Even though he didn’t mention Black businesses specifically, they are a growing economic force in the county. In 2016, Prince George’s County had 28,389 Black-owned firms within its boundaries, the fourth-most of counties in the nation, according to a U.S. Census Bureau survey that year.

Black entrepreneurs give the county high marks on being open to helping their businesses operate and prosper. Malcolm Carter is a Dominos franchisee that owns four stores in Prince George’s County (Fort Washington, Camp Springs and two locations in Upper Marlboro including the one nearest to the county courthouse) and one in Dunkirk in Calvert County, Md. Carter, who plans to open a store in Oxon Hill, Md. soon, said the county has been helpful to him.

“There have been most definitely obstacles and challenges like there would be in any other county,” Carter told the AFRO talking about the bureaucratic hurdles that a business owner must overcome. “However, I admit that across the board, the county government is fair.”

However, Carter said, a raise in the minimum wage and Maryland’s new paid leave policy are issues that have to be dealt with. “We just have to pass the costs on to the consumer,” he said.

Joe Haden Jr. owns Haden Sports & Performance athletic complex in District Heights, Md. Haden, son of star Cleveland Browns defensive back Joe Haden III, agrees with Carter that the county is a good for Black firms. “This place is awesome for Black businesses,” Haden told the AFRO.

However, he notes that success won’t come by just being in the county. “Sometimes Black business owners fail to connect to potential customers because of a lack of a marketing plan,” he said. “Black businesses need to spread the word about what we do. I train people to be fit and high school and college athletes to go to the next level in their sport. We try to spread the word about fitness and faith. We know we can do it and so can others because this is the richest Black county in the country and the money is there to be made.”

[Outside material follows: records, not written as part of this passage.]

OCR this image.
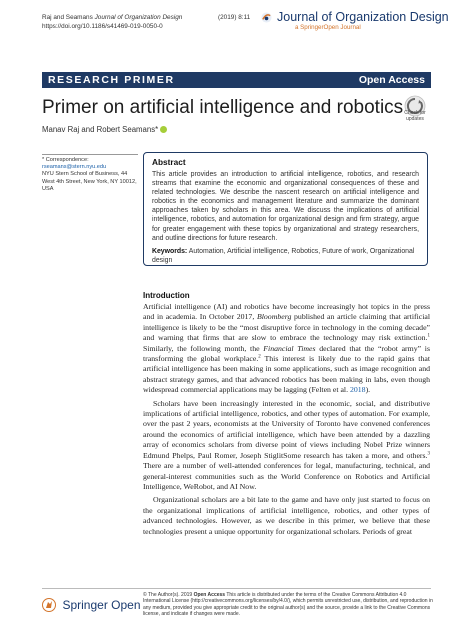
Raj and Seamans Journal of Organization Design
https://doi.org/10.1186/s41469-019-0050-0
(2019) 8:11 Journal of Organization Design
a SpringerOpen Journal
RESEARCH PRIMER	Open Access
Primer on artificial intelligence and robotics
Manav Raj and Robert Seamans*
Check for updates
* Correspondence: rseamans@stern.nyu.edu
NYU Stern School of Business, 44 West 4th Street, New York, NY 10012, USA
Abstract
This article provides an introduction to artificial intelligence, robotics, and research streams that examine the economic and organizational consequences of these and related technologies. We describe the nascent research on artificial intelligence and robotics in the economics and management literature and summarize the dominant approaches taken by scholars in this area. We discuss the implications of artificial intelligence, robotics, and automation for organizational design and firm strategy, argue for greater engagement with these topics by organizational and strategy researchers, and outline directions for future research.
Keywords: Automation, Artificial intelligence, Robotics, Future of work, Organizational design
Introduction

Artificial intelligence (AI) and robotics have become increasingly hot topics in the press and in academia. In October 2017, Bloomberg published an article claiming that artificial intelligence is likely to be the “most disruptive force in technology in the coming decade” and warning that firms that are slow to embrace the technology may risk extinction.$^1$ Similarly, the following month, the Financial Times declared that the “robot army” is transforming the global workplace.$^2$ This interest is likely due to the rapid gains that artificial intelligence has been making in some applications, such as image recognition and abstract strategy games, and that advanced robotics has been making in labs, even though widespread commercial applications may be lagging (Felten et al. 2018).

Scholars have been increasingly interested in the economic, social, and distributive implications of artificial intelligence, robotics, and other types of automation. For example, over the past 2 years, economists at the University of Toronto have convened conferences around the economics of artificial intelligence, which have been attended by a dazzling array of economics scholars from diverse point of views including Nobel Prize winners Edmund Phelps, Paul Romer, Joseph StiglitSome research has taken a more, and others.$^3$ There are a number of well-attended conferences for legal, manufacturing, technical, and general-interest communities such as the World Conference on Robotics and Artificial Intelligence, WeRobot, and AI Now.

Organizational scholars are a bit late to the game and have only just started to focus on the organizational implications of artificial intelligence, robotics, and other types of advanced technologies. However, as we describe in this primer, we believe that these technologies present a unique opportunity for organizational scholars. Periods of great

Springer Open
© The Author(s). 2019 Open Access This article is distributed under the terms of the Creative Commons Attribution 4.0 International License (http://creativecommons.org/licenses/by/4.0/), which permits unrestricted use, distribution, and reproduction in any medium, provided you give appropriate credit to the original author(s) and the source, provide a link to the Creative Commons license, and indicate if changes were made.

David Harrington, president and CEO of the Prince George’s County Chamber of Commerce told the AFRO that Carter and Haden have the right choice to set up shop in the county and his organization is there to help by offering resources to help support businesses.

“Despite the federal budget being reduced because many of our Black businesses depend on the federal government, Prince George’s County Black businesses are doing well,” he said. “We have in the plans for six billion dollars in development for the next 10 years and Black businesses will have a chance to compete and work on those projects.

“We offer Black businesses materials and support to be successful in the county as well as networking events with professionals and firms in the financing and consulting areas and we are an advocate for all businesses in the county.”

Nevertheless, there are challenges for Black businesses in the county. “Things are good but they can be better,” former Prince George’s Chamber of Commerce head James Dula told the AFRO. “We need more Black businesses getting more contracts from [government agencies].”

Dula said that Baker’s signature community program, the Transforming Neighborhoods Initiative (TNI) which focuses on developing inner-Beltway, unincorporated, predominantly minority communities such as Suitland, Langely Park, Silver Hill and Forestville does little for Black businesses. “Those businesses moving into TNI areas will get a tax break of 25-40 percent and those operations tend to be large,” He said. “I question why the small, minority businesses in those areas aren’t a part of the tax break.”